2. Informação e aconselhamento

  • Os consumidores consideram que a informação pré‑contratual é, em muitos casos, de difícil compreensão; a informação «incompreensível» e «insuficiente» é um dos maiores obstáculos à aquisição transfronteiras de serviços financeiros.

  • 79% dos cidadãos comunitários desejam informação normalizada clara e comparável , conforme prevê, por exemplo, a nova directiva relativa ao crédito ao consumo.

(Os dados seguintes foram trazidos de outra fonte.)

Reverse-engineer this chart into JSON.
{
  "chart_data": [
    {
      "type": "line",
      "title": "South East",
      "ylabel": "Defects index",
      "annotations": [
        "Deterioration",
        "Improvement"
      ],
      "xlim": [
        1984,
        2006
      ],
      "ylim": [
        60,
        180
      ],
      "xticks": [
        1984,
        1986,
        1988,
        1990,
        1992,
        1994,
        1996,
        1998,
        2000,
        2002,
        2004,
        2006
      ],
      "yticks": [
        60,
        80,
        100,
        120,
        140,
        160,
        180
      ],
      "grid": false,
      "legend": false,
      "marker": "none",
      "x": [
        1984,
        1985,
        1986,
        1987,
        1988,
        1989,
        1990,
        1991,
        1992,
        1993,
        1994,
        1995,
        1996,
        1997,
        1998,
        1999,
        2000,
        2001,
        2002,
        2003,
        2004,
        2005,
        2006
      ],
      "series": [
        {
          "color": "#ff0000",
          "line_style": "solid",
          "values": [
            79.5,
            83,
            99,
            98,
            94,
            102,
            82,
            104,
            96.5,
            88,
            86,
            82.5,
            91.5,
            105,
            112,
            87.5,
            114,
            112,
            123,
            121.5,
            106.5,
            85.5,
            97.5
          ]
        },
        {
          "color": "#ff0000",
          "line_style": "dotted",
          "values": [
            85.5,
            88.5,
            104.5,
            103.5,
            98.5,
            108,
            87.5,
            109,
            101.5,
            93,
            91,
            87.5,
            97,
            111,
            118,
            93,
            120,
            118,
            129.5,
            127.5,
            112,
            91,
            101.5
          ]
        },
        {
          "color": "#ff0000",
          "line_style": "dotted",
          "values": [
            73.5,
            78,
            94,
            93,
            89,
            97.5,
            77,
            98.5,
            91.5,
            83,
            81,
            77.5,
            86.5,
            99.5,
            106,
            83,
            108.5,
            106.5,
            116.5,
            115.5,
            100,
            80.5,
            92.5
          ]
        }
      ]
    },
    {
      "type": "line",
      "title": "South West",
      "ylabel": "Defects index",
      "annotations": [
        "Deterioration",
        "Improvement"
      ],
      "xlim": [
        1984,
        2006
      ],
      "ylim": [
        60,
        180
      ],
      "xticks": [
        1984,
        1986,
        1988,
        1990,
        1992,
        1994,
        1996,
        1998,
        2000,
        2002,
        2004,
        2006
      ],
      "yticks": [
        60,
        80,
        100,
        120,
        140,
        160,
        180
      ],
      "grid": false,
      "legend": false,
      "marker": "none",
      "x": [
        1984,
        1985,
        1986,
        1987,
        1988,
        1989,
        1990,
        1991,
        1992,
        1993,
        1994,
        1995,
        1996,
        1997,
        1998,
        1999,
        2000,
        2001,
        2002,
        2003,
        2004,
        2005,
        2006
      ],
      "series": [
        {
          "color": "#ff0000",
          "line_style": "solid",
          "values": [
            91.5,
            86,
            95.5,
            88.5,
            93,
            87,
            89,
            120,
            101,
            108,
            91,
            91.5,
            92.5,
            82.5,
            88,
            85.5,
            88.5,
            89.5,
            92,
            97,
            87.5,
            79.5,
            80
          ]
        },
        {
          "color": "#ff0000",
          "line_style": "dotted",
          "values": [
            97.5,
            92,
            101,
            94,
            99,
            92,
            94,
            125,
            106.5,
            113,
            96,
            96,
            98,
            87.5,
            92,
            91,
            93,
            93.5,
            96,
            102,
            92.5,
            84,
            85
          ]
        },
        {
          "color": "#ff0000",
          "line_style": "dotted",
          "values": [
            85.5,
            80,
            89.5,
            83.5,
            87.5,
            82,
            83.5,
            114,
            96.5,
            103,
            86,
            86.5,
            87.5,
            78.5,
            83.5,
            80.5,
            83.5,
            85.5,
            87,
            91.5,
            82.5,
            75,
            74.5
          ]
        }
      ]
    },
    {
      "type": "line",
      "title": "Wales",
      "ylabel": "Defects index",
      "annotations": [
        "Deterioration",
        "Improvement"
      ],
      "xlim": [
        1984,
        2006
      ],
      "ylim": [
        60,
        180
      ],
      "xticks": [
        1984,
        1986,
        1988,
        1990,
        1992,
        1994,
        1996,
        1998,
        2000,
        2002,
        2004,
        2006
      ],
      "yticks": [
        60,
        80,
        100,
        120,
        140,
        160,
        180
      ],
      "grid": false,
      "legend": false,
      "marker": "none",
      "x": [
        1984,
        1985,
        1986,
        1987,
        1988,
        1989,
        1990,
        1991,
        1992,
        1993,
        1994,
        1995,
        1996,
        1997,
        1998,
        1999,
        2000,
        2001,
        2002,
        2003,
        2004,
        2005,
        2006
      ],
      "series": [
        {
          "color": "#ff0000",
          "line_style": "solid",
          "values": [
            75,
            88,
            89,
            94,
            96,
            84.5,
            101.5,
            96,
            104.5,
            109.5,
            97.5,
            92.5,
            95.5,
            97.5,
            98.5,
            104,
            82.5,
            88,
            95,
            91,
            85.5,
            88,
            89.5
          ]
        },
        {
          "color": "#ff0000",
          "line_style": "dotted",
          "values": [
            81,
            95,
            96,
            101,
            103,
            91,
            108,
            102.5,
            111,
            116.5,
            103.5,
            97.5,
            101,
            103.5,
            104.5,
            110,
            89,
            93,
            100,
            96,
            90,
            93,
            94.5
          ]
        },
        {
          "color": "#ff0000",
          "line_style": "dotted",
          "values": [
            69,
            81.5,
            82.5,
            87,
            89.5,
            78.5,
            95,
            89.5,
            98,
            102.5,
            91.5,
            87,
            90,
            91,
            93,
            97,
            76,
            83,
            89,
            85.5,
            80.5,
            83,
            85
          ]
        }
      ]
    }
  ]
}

  • Existem provas crescentes de que frequentemente os consumidores não obtêm aconselhamento adequado em matéria de serviços financeiros. Por exemplo, os dados relativos à Alemanha mostram que os consumidores põem termo prematuramente a 50‑80% do total dos investimentos a longo prazo, devido a um aconselhamento inadequado , levando a uma perda estimada de 20‑30 mil milhões de euros por ano.

  • Os vendedores de produtos financeiros podem não ter um conhecimento suficiente dos produtos para aconselhar eficazmente os consumidores. Os empregados bancários podem, muitas vezes, ser confrontados com um conflito de interesses inerente.

3. Mudança de banco

Relativamente às contas correntes, as taxas de mudança mantêm‑se baixas, em 9% relativamente a 2007 e 2008 , quando comparadas, por exemplo, com 25% para os seguros automóveis.

E agora?

Estes documentos serão integrados no trabalho em curso no domínio dos serviços financeiros de retalho, que a Comissão anunciou na Comunicação intitulada «Impulsionar a retoma europeia», em Março de 2009. A directiva comunitária relativa às práticas comerciais desleais já proíbe práticas que induzam os consumidores em erro e distorçam a capacidade de escolha, por exemplo, omitindo informação ligada a contas bancárias ou facultando informação tão incompreensível que o consumidor médio não consegue calcular o preço. Os Estados ‑Membros têm uma obrigação de fazer aplicar estas leis nos serviços financeiros. Os princípios comuns (voluntários) da indústria no sentido de facilitar a mudança de banco serão aplicáveis em 1 de Novembro de 2009. A Comissão monitorizará cuidadosamente a sua aplicação.